Lagos State Governor Babatunde Fashola has urged the Nigerian Army to obey the state Road Traffic Law, saying since roads are shared assets, everyone is expected play their roles in managing them.
Fashola said the army should be part of a concerted effort to promote a culture of safety and healthy commuting on roads in the state.
The governor spoke at an interactive session with senior army officers and heads of army formations in Lagos on the law at the 81 Division auditorium, Onikan.
He said, “As a youngster, I took public buses on trips round the state. Now, many of the military officers here will hesitate to allow their children to ride in such public buses for safety reasons.
“In several democracies worldwide, the military have been responsible for fashioning democracy. George Washington was formerly a soldier before becoming an elected President.
“Even in Nigeria, the military gave the nation its present democracy. So, there is a need to have a sustained partnership to keep the democratic experience going and this can only happen in a situation where the rule of law prevails.”

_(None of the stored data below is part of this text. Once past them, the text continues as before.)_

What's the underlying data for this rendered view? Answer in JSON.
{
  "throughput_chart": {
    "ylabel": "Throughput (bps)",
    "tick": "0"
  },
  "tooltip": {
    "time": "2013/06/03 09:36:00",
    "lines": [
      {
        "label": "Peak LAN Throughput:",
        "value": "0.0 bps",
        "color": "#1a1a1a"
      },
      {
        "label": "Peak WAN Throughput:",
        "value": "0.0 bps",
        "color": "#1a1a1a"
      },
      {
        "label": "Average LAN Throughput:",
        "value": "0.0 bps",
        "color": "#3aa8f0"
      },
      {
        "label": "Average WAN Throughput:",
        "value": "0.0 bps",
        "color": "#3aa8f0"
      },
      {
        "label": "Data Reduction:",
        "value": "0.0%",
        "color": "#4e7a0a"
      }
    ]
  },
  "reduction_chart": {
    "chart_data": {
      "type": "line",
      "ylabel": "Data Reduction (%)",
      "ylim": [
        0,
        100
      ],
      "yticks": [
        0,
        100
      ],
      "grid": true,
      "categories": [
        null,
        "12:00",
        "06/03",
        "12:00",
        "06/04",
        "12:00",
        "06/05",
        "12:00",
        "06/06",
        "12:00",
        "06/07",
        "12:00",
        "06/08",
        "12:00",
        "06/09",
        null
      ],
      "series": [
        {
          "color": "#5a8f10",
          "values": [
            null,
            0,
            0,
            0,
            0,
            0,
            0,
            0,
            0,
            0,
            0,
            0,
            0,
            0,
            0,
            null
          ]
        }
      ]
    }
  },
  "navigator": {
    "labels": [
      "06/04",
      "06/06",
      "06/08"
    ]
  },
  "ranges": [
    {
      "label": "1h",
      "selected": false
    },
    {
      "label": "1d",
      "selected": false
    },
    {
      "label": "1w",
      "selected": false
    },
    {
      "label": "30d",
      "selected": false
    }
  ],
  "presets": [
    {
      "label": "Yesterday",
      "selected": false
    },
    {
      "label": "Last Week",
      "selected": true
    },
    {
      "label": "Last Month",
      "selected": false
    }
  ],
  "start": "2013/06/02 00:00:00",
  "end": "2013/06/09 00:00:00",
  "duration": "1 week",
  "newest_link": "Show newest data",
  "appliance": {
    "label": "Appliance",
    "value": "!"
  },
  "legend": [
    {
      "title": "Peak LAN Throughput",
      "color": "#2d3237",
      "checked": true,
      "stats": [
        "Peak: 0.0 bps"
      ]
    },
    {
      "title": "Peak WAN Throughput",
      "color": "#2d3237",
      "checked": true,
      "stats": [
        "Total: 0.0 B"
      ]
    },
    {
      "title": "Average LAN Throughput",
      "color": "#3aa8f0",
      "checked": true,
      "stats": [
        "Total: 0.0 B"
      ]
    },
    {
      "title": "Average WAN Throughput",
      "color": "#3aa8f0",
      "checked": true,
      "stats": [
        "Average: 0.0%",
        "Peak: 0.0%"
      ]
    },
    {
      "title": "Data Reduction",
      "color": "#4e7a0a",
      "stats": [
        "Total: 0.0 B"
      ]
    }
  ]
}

The governor said traffic in the state could be predicted and where there were snarls, patience by drivers and other road users could ensure sanity on roads.
He said, “But from the time when somebody tries to jump the queue or use the siren to drive all of us away, you need to look behind you and see what happens afterwards. Once you have gone, everybody is struggling to follow you.”
Fashola said part of the options embraced by the government to solve traffic congestion in the state was the Bus Rapid Transit scheme which sought to make use of buses to convey more people and reduce the number of cars on the roads.
The General Officer Commanding of the 81 Division, Major-General Kenneth Minimah, said the military would conform and also champion enforcement of the law.
He said, “There is no reason why the new traffic law should not work. The military formations will go beyond just obeying the law but take part in enforcing it since it is a legitimate law of the state that has passed through the necessary processes before becoming a law.”
Minimah added that military officers were expected to obey the laws of the state, saying if soldiers obey the law, it will be difficult for any other group to disobey it.